Je lis la méfiance dans ses yeux. Elle ne me croit pas. Mais il y a aussi un éclat de vulnérabilité. Elle veut me croire. Pour finir, un sale mélange de choc et de colère l’emporte et déforme son beau visage.

Sans me quitter des yeux, elle se prépare. Elle crispe son doigt sur la détente, pour bien la sentir. Le temps se fige. Mon cœur aussi. Il ne reste qu’elle, moi et ce revolver. Comme si elle prenait du recul, elle fait un pas en arrière en s’assurant que je ne puisse pas l’attraper tout en continuant de pointer son arme sur mon cœur.

Le corps humain est conditionné pour réagir instinctivement. L’accélération de mon rythme cardiaque est une réaction involontaire. Cet organe réagit aux menaces. Nous sommes connectés l’un à l’autre, nous respirons le même air et avons le même instinct de survie.

Comme un chasseur et sa proie, nous sommes connectés de la manière la plus intime pendant cette seconde qui sépare la vie de la mort. Pendant cet instant, nous vivons l’un au travers de l’autre. Je ressens ce qu’elle compte faire avant même de lire la lueur dans ses yeux et de voir que ses pupilles se contractent.

À notre grande surprise à tous les deux, elle franchit le pas. Elle fait le grand saut duquel il n’y a aucun retour possible. Au lieu de choisir la manière rapide et sans douleur, elle vise mon ventre.

Clic.

Le chien frappe le percuteur, déclenchant le chargeur vide.
Son visage devient blême. Elle est choquée de l’avoir fait, d’avoir risqué de me tuer. Ou peut-être de ne pas l’avoir fait. D’avoir opté pour une souffrance lente et atroce au lieu d’une mort rapide et sans douleur.
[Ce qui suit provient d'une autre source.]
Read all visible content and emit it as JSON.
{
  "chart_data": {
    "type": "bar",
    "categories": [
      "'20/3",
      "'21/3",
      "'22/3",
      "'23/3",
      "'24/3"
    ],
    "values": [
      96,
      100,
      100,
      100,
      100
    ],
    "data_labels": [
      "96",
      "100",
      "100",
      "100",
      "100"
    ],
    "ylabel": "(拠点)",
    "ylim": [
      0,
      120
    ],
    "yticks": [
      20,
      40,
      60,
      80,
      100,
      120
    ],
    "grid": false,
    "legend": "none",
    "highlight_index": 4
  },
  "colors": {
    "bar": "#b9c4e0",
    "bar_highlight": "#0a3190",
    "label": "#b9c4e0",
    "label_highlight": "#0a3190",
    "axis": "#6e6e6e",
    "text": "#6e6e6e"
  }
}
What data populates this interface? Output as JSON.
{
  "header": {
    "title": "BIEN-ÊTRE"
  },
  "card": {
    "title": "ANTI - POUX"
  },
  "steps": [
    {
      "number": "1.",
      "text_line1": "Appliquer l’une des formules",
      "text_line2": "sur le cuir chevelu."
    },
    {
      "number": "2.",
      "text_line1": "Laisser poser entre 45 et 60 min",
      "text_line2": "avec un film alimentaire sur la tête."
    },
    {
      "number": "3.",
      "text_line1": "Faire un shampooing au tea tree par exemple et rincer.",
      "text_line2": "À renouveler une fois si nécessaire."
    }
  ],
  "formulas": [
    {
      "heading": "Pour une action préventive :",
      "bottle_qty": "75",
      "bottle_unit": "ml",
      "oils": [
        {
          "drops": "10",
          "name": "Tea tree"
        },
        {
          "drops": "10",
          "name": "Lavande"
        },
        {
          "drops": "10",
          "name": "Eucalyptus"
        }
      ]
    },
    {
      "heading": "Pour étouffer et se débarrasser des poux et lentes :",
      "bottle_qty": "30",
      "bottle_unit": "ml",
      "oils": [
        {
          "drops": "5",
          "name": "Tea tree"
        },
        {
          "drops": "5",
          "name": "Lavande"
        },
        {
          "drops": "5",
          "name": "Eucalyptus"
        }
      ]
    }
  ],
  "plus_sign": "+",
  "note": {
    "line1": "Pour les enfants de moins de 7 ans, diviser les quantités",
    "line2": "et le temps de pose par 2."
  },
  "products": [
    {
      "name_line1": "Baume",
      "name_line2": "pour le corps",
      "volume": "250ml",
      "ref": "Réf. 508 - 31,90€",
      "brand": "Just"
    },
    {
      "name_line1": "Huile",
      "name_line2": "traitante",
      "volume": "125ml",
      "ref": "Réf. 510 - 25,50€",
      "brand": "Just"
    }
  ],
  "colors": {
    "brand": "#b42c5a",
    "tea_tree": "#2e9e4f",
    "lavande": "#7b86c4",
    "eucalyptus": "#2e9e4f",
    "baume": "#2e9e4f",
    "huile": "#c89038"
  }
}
Peut-être est-elle le plus surprise par ce dernier fait. Bon sang, moi aussi. Je ne pensais pas qu’elle en était capable, pas même une seconde, et je ne peux que la respecter pour cela.

Le revolver lui échappe des mains et frappe le sol avec un bruit métallique. Elle recule tandis que ses yeux passent de lui à moi.

_ Jacky.

Elle se fige en entendant le ton autoritaire de ma voix. Son regard se pose sur l’arme inutile par terre.

___ Regarde-moi, lui ordonné-je doucement.

Elle lève les yeux vers moi.

___ Elle n’était pas chargée, déclaré-je en avançant vers elle prudemment. Le chargeur était vide.

Elle secoue la tête et les mèches de ses cheveux volent autour de son visage. Elle ne veut pas croire ce qu’elle a devant les yeux, alors de là à me faire confiance…

J’avance encore d’un pas.

__ On ne m’aurait jamais permis de porter une arme chargée à l’aéroport.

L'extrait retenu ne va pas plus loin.